I used to have this quote printed in miniscule print on the back of my business card as a reminder each day. I am convinced that the failures we experience are dress rehearsals for success
I started this book with a story about Mt. Everest and how once we get to the top of the mountain we are only half way into our journey with the most risky part of the journey still ahead of us. So it is only appropriate to end with a story about this legendary mountain.
George Mallory, a famous English mountaineer who took part in the first three British expeditions to Mt. Everest in the early 1920s, was once asked what the use of climbing Mt. Everest was. I find his response to be fitting today as we emerge from the Great Recession and reevaluate our core values and goals:
It is no use. There is not the slightest prospect of any gain whatsoever. We shall not bring back a single bit of gold or silver, not a gem, nor any coal or iron. We shall not find a single foot of earth that can be planted with crops to raise food. It’s no use. So, if you cannot understand that there is something in man which responds to the challenge of this mountain and goes out to meet it, that the struggle is the struggle of life itself upward and forever upward, then you won’t see why we go. What we get from this adventure is just sheer joy. And joy is, after all, the end of life. We do not live to eat and make money. We eat and make money to be able to enjoy life. That is what life means and what life is for.

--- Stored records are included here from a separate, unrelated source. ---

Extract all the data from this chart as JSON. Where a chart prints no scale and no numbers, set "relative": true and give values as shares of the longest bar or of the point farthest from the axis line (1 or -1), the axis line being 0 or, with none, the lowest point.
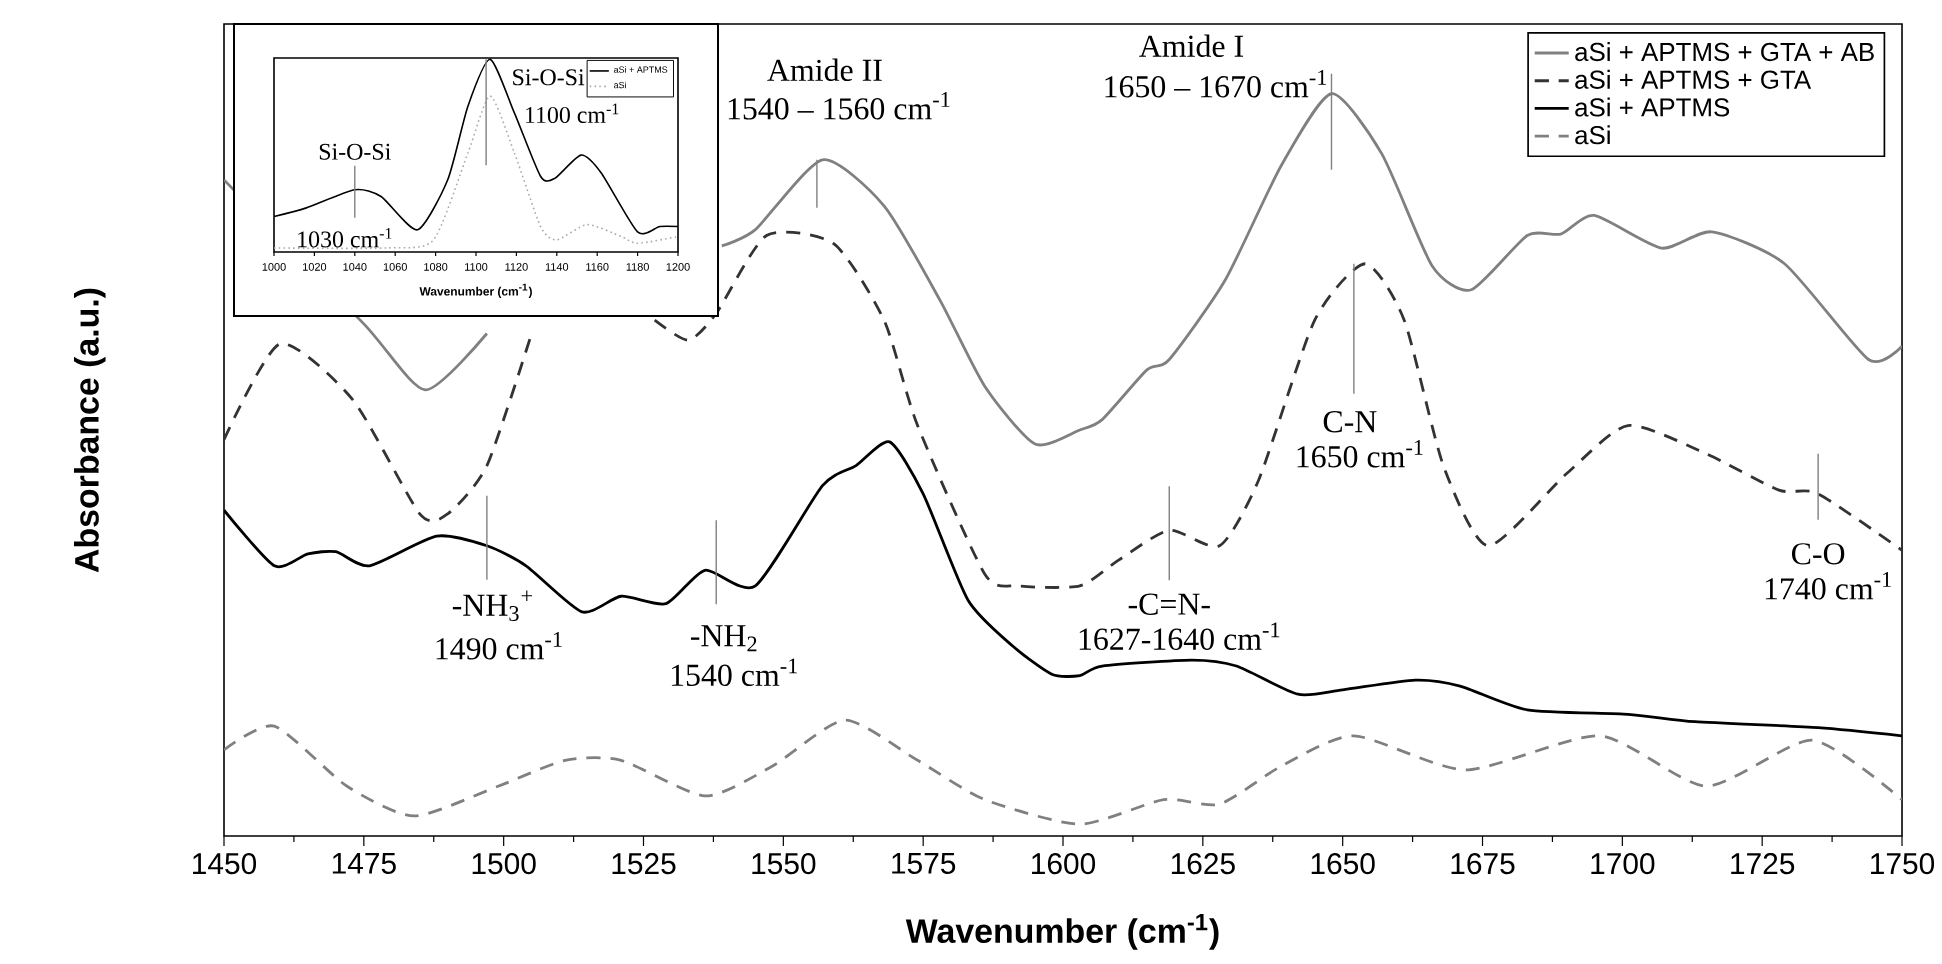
{
  "chart_data": [
    {
      "type": "line",
      "xlabel": "Wavenumber (cm$^{-1}$)",
      "ylabel": "Absorbance (a.u.)",
      "relative": true,
      "xlim": [
        1450,
        1750
      ],
      "xticks": [
        1450,
        1475,
        1500,
        1525,
        1550,
        1575,
        1600,
        1625,
        1650,
        1675,
        1700,
        1725,
        1750
      ],
      "legend": "top right",
      "series": [
        {
          "name": "aSi + APTMS + GTA + AB",
          "color": "#808080",
          "line_style": "solid",
          "x": [
            1450,
            1475,
            1486,
            1497,
            1520,
            1539,
            1545,
            1557,
            1568,
            1578,
            1586,
            1595,
            1603,
            1607,
            1615,
            1619,
            1629,
            1639,
            1648,
            1657,
            1666,
            1673,
            1683,
            1689,
            1695,
            1707,
            1716,
            1729,
            1744,
            1750
          ],
          "values": [
            0.884,
            0.69,
            0.601,
            0.677,
            null,
            0.795,
            0.817,
            0.911,
            0.849,
            0.722,
            0.606,
            0.528,
            0.547,
            0.561,
            0.628,
            0.642,
            0.749,
            0.903,
            1.0,
            0.919,
            0.768,
            0.736,
            0.809,
            0.811,
            0.836,
            0.792,
            0.814,
            0.771,
            0.642,
            0.66
          ]
        },
        {
          "name": "aSi + APTMS + GTA",
          "color": "#333333",
          "line_style": "dashed",
          "x": [
            1450,
            1460,
            1473,
            1485,
            1490,
            1497,
            1505,
            1516,
            1527,
            1533,
            1538,
            1547,
            1559,
            1568,
            1574,
            1586,
            1592,
            1603,
            1610,
            1619,
            1628,
            1635,
            1645,
            1654,
            1661,
            1668,
            1676,
            1690,
            1701,
            1715,
            1728,
            1735,
            1750
          ],
          "values": [
            0.534,
            0.663,
            0.588,
            0.434,
            0.434,
            0.499,
            0.677,
            null,
            0.695,
            0.668,
            0.704,
            0.809,
            0.798,
            0.695,
            0.553,
            0.353,
            0.337,
            0.337,
            0.372,
            0.412,
            0.391,
            0.48,
            0.695,
            0.771,
            0.695,
            0.499,
            0.391,
            0.488,
            0.553,
            0.515,
            0.466,
            0.461,
            0.385
          ]
        },
        {
          "name": "aSi + APTMS",
          "color": "#000000",
          "line_style": "solid",
          "x": [
            1450,
            1459,
            1465,
            1470,
            1476,
            1488,
            1497,
            1504,
            1514,
            1521,
            1529,
            1536,
            1545,
            1557,
            1563,
            1569,
            1575,
            1583,
            1591,
            1598,
            1603,
            1607,
            1623,
            1631,
            1642,
            1650,
            1663,
            1671,
            1683,
            1701,
            1713,
            1735,
            1750
          ],
          "values": [
            0.439,
            0.364,
            0.38,
            0.383,
            0.364,
            0.404,
            0.391,
            0.364,
            0.302,
            0.323,
            0.313,
            0.358,
            0.337,
            0.472,
            0.499,
            0.531,
            0.461,
            0.318,
            0.256,
            0.218,
            0.216,
            0.229,
            0.237,
            0.229,
            0.191,
            0.197,
            0.21,
            0.202,
            0.17,
            0.164,
            0.154,
            0.146,
            0.135
          ]
        },
        {
          "name": "aSi",
          "color": "#808080",
          "line_style": "dashed",
          "x": [
            1450,
            1459,
            1472,
            1484,
            1499,
            1511,
            1521,
            1536,
            1548,
            1561,
            1574,
            1586,
            1603,
            1618,
            1628,
            1639,
            1652,
            1672,
            1696,
            1715,
            1734,
            1750
          ],
          "values": [
            0.116,
            0.148,
            0.067,
            0.027,
            0.067,
            0.102,
            0.102,
            0.054,
            0.094,
            0.156,
            0.102,
            0.049,
            0.016,
            0.049,
            0.043,
            0.094,
            0.135,
            0.089,
            0.135,
            0.067,
            0.129,
            0.049
          ]
        }
      ],
      "annotations": [
        {
          "text": "Amide II",
          "x": 1556,
          "y": 0.911
        },
        {
          "text": "1540 – 1560 cm$^{-1}$",
          "x": 1556,
          "y": 0.911
        },
        "Amide I",
        {
          "text": "1650 – 1670 cm$^{-1}$",
          "x": 1648,
          "y": 1.0
        },
        {
          "text": "C-N",
          "x": 1652,
          "y": 0.771
        },
        "1650 cm$^{-1}$",
        {
          "text": "-C=N-",
          "x": 1619,
          "y": 0.412
        },
        {
          "text": "1627-1640 cm$^{-1}$",
          "x": 1619,
          "y": 0.412
        },
        {
          "text": "C-O",
          "x": 1735,
          "y": 0.461
        },
        {
          "text": "1740 cm$^{-1}$",
          "x": 1735,
          "y": 0.461
        },
        {
          "text": "-NH$_{3}$$^{+}$",
          "x": 1497,
          "y": 0.391
        },
        {
          "text": "1490 cm$^{-1}$",
          "x": 1497,
          "y": 0.391
        },
        {
          "text": "-NH$_{2}$",
          "x": 1538,
          "y": 0.358
        },
        {
          "text": "1540 cm$^{-1}$",
          "x": 1538,
          "y": 0.358
        }
      ]
    },
    {
      "type": "line",
      "xlabel": "Wavenumber (cm$^{-1}$)",
      "relative": true,
      "xlim": [
        1000,
        1200
      ],
      "xticks": [
        1000,
        1020,
        1040,
        1060,
        1080,
        1100,
        1120,
        1140,
        1160,
        1180,
        1200
      ],
      "legend": "top right",
      "series": [
        {
          "name": "aSi + APTMS",
          "color": "#000000",
          "line_style": "solid",
          "x": [
            1000,
            1016,
            1040,
            1053,
            1071,
            1086,
            1096,
            1107,
            1119,
            1132,
            1139,
            1152,
            1162,
            1180,
            1191,
            1200
          ],
          "values": [
            0.184,
            0.229,
            0.323,
            0.288,
            0.115,
            0.375,
            0.757,
            1.0,
            0.722,
            0.392,
            0.382,
            0.503,
            0.41,
            0.104,
            0.132,
            0.132
          ]
        },
        {
          "name": "aSi",
          "color": "#aaaaaa",
          "line_style": "dotted",
          "x": [
            1000,
            1056,
            1079,
            1096,
            1107,
            1119,
            1132,
            1140,
            1155,
            1172,
            1180,
            1200
          ],
          "values": [
            0.021,
            0.021,
            0.063,
            0.514,
            0.809,
            0.514,
            0.132,
            0.063,
            0.142,
            0.08,
            0.045,
            0.08
          ]
        }
      ],
      "annotations": [
        {
          "text": "Si-O-Si",
          "x": 1040,
          "y": 0.323
        },
        {
          "text": "1030 cm$^{-1}$",
          "x": 1040,
          "y": 0.323
        },
        {
          "text": "Si-O-Si",
          "x": 1105,
          "y": 1.0
        },
        {
          "text": "1100 cm$^{-1}$",
          "x": 1105,
          "y": 1.0
        }
      ]
    }
  ]
}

Unfortunately, on the third expedition, in June 1924, Mallory and his climbing partner Andrew Irvine both disappeared somewhere high on the Northeast Ridge.
Yes, there are risks to just about anything we do in life, but sometimes you just have to go for it. Only then can you truly be open to the opportunities in front of you. Only then can you tap into—and take advantage of—serendipity. Only then can you really live your life the way you want and deserve to.
So if you’re ready to go for it, just do it! Along the way, don’t forget to reach out for help when you need it. Together we can get you up and back down this financial mountain safely. Because as you climb toward retirement or enjoy those years you’ve worked so hard for, failure is simply not an option.